On Thursday I caught up with SSL, a Covent Garden based software engineering company, who have worked with us on a few archive preservation projects. They're doing a report for JISC n preservation strategy and challenges, and one of the concepts they've been throw to deal with is 'performance'. When I hear that I think of latency, bandwidth, reliability, but in fact what they're considering is the 'softer' idea of audience plus media in presentation- the whole 'performance' of putting on a show and what it means to audience and performer.
In archive terms this throws up some interesting examples- for instance, who of us has actually sat and watched in a large public space, with hundred of others, a silent movie projected on a big screen accompanied by a live pianist? That is performance, and it's rare, and very different. Or at least, it's rare unless Paul Merton does something about it.
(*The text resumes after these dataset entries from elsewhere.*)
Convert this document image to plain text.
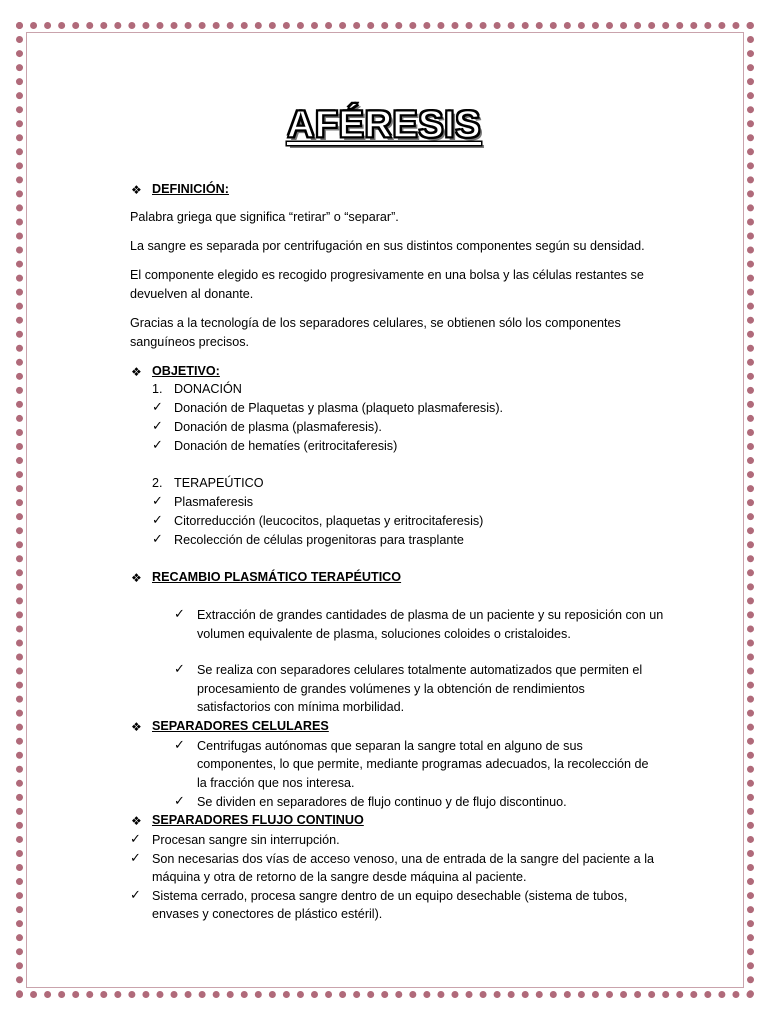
AFÉRESIS
❖ DEFINICIÓN:
Palabra griega que significa “retirar” o “separar”.
La sangre es separada por centrifugación en sus distintos componentes según su densidad.
El componente elegido es recogido progresivamente en una bolsa y las células restantes se
devuelven al donante.
Gracias a la tecnología de los separadores celulares, se obtienen sólo los componentes
sanguíneos precisos.
❖ OBJETIVO:
1. DONACIÓN
✓ Donación de Plaquetas y plasma (plaqueto plasmaferesis).
✓ Donación de plasma (plasmaferesis).
✓ Donación de hematíes (eritrocitaferesis)
2. TERAPEÚTICO
✓ Plasmaferesis
✓ Citorreducción (leucocitos, plaquetas y eritrocitaferesis)
✓ Recolección de células progenitoras para trasplante
❖ RECAMBIO PLASMÁTICO TERAPÉUTICO
✓ Extracción de grandes cantidades de plasma de un paciente y su reposición con un
volumen equivalente de plasma, soluciones coloides o cristaloides.
✓ Se realiza con separadores celulares totalmente automatizados que permiten el
procesamiento de grandes volúmenes y la obtención de rendimientos
satisfactorios con mínima morbilidad.
❖ SEPARADORES CELULARES
✓ Centrifugas autónomas que separan la sangre total en alguno de sus
componentes, lo que permite, mediante programas adecuados, la recolección de
la fracción que nos interesa.
✓ Se dividen en separadores de flujo continuo y de flujo discontinuo.
❖ SEPARADORES FLUJO CONTINUO
✓ Procesan sangre sin interrupción.
✓ Son necesarias dos vías de acceso venoso, una de entrada de la sangre del paciente a la
máquina y otra de retorno de la sangre desde máquina al paciente.
✓ Sistema cerrado, procesa sangre dentro de un equipo desechable (sistema de tubos,
envases y conectores de plástico estéril).
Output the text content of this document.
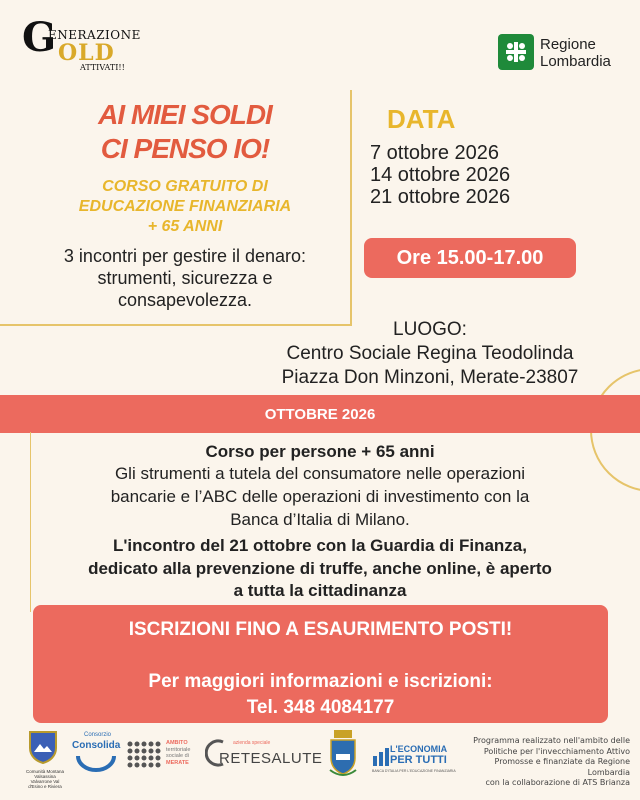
G
ENERAZIONE
OLD
ATTIVATI!!
Regione
Lombardia
AI MIEI SOLDI
CI PENSO IO!
CORSO GRATUITO DI
EDUCAZIONE FINANZIARIA
+ 65 ANNI
3 incontri per gestire il denaro:
strumenti, sicurezza e
consapevolezza.
DATA
7 ottobre 2026
14 ottobre 2026
21 ottobre 2026
Ore 15.00-17.00
LUOGO:
Centro Sociale Regina Teodolinda
Piazza Don Minzoni, Merate-23807
OTTOBRE 2026
Corso per persone + 65 anni
Gli strumenti a tutela del consumatore nelle operazioni
bancarie e l’ABC delle operazioni di investimento con la
Banca d’Italia di Milano.
L'incontro del 21 ottobre con la Guardia di Finanza,
dedicato alla prevenzione di truffe, anche online, è aperto
a tutta la cittadinanza
ISCRIZIONI FINO A ESAURIMENTO POSTI!
Per maggiori informazioni e iscrizioni:
Tel. 348 4084177
Comunità Montana Valsassina Valvarrone Val d'Esino e Riviera
Consorzio
Consolida	AMBITO
territoriale
sociale di
MERATE
azienda speciale
RETESALUTE
L'ECONOMIA
PER TUTTI
BANCA D'ITALIA PER L'EDUCAZIONE FINANZIARIA
Programma realizzato nell'ambito delle
Politiche per l'invecchiamento Attivo
Promosse e finanziate da Regione Lombardia
con la collaborazione di ATS Brianza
Last night we went to see Paul Merton's Silent Clowns at Tunbridge Wells Assembly Hall. Paul introduces a series of selected examples from the greats of silent movies, and in the second half we see a full performance of Safety Last, the Harold Lloyd classic (the one where he climbs the building).
The difference is stunning, we laughed and laughed- at one point it suddenly dawned on me I was howling and had been for minutes, and so was everyone else. No small part of the experience was down to the vivacity, exuberance, and sheer stamina of our pianist for the night, the incomparable Neil Brand. Turns out Rowan knows him from Eastbourne theatre days. Small world!